En 4 ans, plus de 4 millions des habitants du Darfour ont été déplacés. En 4 ans, l'ONU n'a pris aucune résolution pour venir à bout de cette tragédie qui se déroule sous nos yeux et dont personne n'entend parler. Pas de secours d'urgence, pas de couloirs humanitaires. Le Darfour saigne, seul, abandonné des Grands. La question la plus évidente est "Pourquoi?".
La Chine. L'ONU est coincée par le véto permanent de la Chine. La Chine qui est un des plus gros clients pétroliers du Soudan. Condamner le Soudan et engager la lutte signifierait perdre le marché et, pour cet immense pays en plein boom économique, il n'en est pas question. Entre l'or noir et la vie de millions d'hommes, de femmes, et d'enfants, la Chine a tranché. Et tant pis si les gens meurent par milliers.
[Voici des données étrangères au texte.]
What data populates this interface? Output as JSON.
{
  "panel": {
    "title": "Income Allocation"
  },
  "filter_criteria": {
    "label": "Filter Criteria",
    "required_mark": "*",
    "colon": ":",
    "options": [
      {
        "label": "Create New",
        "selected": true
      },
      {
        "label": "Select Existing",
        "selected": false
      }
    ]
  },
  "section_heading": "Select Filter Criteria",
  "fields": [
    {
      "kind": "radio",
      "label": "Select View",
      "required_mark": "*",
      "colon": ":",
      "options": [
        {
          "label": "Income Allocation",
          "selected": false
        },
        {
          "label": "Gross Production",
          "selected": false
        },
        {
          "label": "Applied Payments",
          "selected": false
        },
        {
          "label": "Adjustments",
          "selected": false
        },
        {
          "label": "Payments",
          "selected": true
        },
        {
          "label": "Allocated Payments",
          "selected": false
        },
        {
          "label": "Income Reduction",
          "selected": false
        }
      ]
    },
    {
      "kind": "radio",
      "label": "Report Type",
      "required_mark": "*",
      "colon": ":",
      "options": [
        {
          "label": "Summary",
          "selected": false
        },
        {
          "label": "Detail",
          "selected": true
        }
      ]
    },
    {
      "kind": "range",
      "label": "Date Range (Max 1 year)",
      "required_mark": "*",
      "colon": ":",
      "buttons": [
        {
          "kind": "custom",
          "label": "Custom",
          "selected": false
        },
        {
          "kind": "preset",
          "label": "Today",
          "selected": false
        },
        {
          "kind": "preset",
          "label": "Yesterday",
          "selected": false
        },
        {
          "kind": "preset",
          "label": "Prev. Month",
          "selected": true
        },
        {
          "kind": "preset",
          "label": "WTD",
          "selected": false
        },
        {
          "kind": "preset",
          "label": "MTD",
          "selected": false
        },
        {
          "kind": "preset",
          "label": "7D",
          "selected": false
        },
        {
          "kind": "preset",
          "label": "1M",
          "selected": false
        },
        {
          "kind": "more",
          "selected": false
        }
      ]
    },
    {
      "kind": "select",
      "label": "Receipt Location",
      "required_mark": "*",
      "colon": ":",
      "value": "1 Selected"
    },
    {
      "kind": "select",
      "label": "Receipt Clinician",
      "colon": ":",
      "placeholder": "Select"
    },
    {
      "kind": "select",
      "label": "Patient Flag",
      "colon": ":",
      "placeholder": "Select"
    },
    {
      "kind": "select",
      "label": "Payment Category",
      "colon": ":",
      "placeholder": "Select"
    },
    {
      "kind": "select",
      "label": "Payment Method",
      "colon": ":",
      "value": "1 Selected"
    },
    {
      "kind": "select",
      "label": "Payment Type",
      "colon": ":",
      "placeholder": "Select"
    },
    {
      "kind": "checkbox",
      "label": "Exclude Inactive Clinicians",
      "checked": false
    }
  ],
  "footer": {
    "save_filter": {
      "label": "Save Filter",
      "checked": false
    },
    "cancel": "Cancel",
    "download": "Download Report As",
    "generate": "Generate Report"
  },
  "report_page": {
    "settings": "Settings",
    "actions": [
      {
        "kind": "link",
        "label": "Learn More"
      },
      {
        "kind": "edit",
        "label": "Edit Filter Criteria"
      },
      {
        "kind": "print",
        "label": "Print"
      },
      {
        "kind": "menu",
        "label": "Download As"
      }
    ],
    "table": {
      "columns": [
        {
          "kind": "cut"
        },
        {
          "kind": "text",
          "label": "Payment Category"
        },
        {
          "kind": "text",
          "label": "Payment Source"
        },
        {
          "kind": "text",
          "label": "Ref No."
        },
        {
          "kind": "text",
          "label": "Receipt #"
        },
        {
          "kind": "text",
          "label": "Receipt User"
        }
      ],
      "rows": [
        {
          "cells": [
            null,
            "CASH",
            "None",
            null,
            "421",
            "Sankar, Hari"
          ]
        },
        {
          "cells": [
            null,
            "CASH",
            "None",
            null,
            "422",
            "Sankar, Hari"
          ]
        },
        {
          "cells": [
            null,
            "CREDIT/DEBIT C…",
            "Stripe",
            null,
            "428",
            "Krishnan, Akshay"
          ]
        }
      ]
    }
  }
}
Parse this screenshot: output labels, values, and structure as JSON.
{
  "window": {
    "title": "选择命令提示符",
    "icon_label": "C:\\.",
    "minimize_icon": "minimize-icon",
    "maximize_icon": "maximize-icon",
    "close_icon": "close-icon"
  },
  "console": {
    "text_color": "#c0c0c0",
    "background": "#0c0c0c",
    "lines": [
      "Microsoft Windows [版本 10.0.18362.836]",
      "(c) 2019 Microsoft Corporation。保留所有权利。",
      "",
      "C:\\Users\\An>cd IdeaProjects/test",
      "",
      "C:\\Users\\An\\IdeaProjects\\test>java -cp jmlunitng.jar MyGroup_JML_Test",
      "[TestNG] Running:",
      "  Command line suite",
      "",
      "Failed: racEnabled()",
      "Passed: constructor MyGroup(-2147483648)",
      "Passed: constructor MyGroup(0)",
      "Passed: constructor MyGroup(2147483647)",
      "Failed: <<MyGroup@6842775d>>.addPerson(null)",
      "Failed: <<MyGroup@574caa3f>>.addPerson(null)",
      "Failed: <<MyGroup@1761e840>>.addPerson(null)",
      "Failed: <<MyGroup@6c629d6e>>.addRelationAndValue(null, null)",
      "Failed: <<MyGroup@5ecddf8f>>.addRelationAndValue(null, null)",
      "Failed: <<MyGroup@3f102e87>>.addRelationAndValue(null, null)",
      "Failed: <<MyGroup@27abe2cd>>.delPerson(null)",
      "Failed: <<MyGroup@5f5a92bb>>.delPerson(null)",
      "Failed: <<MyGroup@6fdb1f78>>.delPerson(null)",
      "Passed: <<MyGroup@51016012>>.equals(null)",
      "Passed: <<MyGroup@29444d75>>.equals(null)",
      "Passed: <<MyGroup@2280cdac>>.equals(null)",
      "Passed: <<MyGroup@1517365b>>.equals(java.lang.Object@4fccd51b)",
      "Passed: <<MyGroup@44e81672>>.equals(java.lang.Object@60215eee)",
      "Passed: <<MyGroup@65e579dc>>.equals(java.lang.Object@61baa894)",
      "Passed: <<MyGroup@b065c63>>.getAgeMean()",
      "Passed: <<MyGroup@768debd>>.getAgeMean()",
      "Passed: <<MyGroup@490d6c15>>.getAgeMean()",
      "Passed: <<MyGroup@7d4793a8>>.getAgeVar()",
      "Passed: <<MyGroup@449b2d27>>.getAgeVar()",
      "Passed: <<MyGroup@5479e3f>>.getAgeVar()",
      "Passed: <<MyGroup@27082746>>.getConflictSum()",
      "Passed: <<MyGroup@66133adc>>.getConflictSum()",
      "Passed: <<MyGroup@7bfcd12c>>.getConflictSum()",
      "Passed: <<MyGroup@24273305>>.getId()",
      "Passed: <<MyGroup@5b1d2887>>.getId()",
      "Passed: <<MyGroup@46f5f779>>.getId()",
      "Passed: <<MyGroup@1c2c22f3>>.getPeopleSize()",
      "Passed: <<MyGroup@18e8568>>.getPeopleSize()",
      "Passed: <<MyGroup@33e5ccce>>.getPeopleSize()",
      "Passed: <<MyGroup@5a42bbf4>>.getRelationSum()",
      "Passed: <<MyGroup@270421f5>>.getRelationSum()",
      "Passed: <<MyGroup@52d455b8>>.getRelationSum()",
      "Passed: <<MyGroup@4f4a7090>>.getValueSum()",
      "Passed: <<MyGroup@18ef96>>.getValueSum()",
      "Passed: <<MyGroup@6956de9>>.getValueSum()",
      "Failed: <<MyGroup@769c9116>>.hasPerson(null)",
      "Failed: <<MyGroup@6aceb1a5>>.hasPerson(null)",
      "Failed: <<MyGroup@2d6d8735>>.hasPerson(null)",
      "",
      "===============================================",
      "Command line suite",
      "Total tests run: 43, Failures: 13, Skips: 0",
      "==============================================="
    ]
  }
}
Lundi soir, le collectif Urgence Darfour organisait une manifestation à la Mutualité, pour alerter les présidentiables sur la situation catastrophique du pays. Ségolène Royal et François Bayrou étaient présents malgré leur soirée de meeting, mais Nicolas Sarkozy (en meeting lui aussi) ne s'est pas déplacé. Jacques Chirac a fait lire par Bernard Henri Lévy une lettre écrite pour l'occasion, dans laquelle il s'engageait, même après la fin de son mandat, à faire tout ce qui était en son pouvoir pour mettre un terme à cette immonde boucherie. A noter que les différentes associations française en lutte pour sauver le Darfour appellent au boycott des JO de Pékin en 2008, afin de faire réagir la Chine sur son véto inacceptable.
Je n'ai pas encore entendu les candidats s'exprimer sur le sujet, mais il est évident que, quelqu'il soit, le nouveau président ne pourra ignorer plus longtemps le drame qui se déroule la bas. Notre pays ne peut décemment pas permettre une telle horreur.
Il faut agir, avant que le Darfour ne deviennent une terre déserte où seules resteront les macabres traces des brasiers et de la barbarie d'un Soudan qui ne voit, dans l'homme Noir, qu'un être indigne de prier Allah.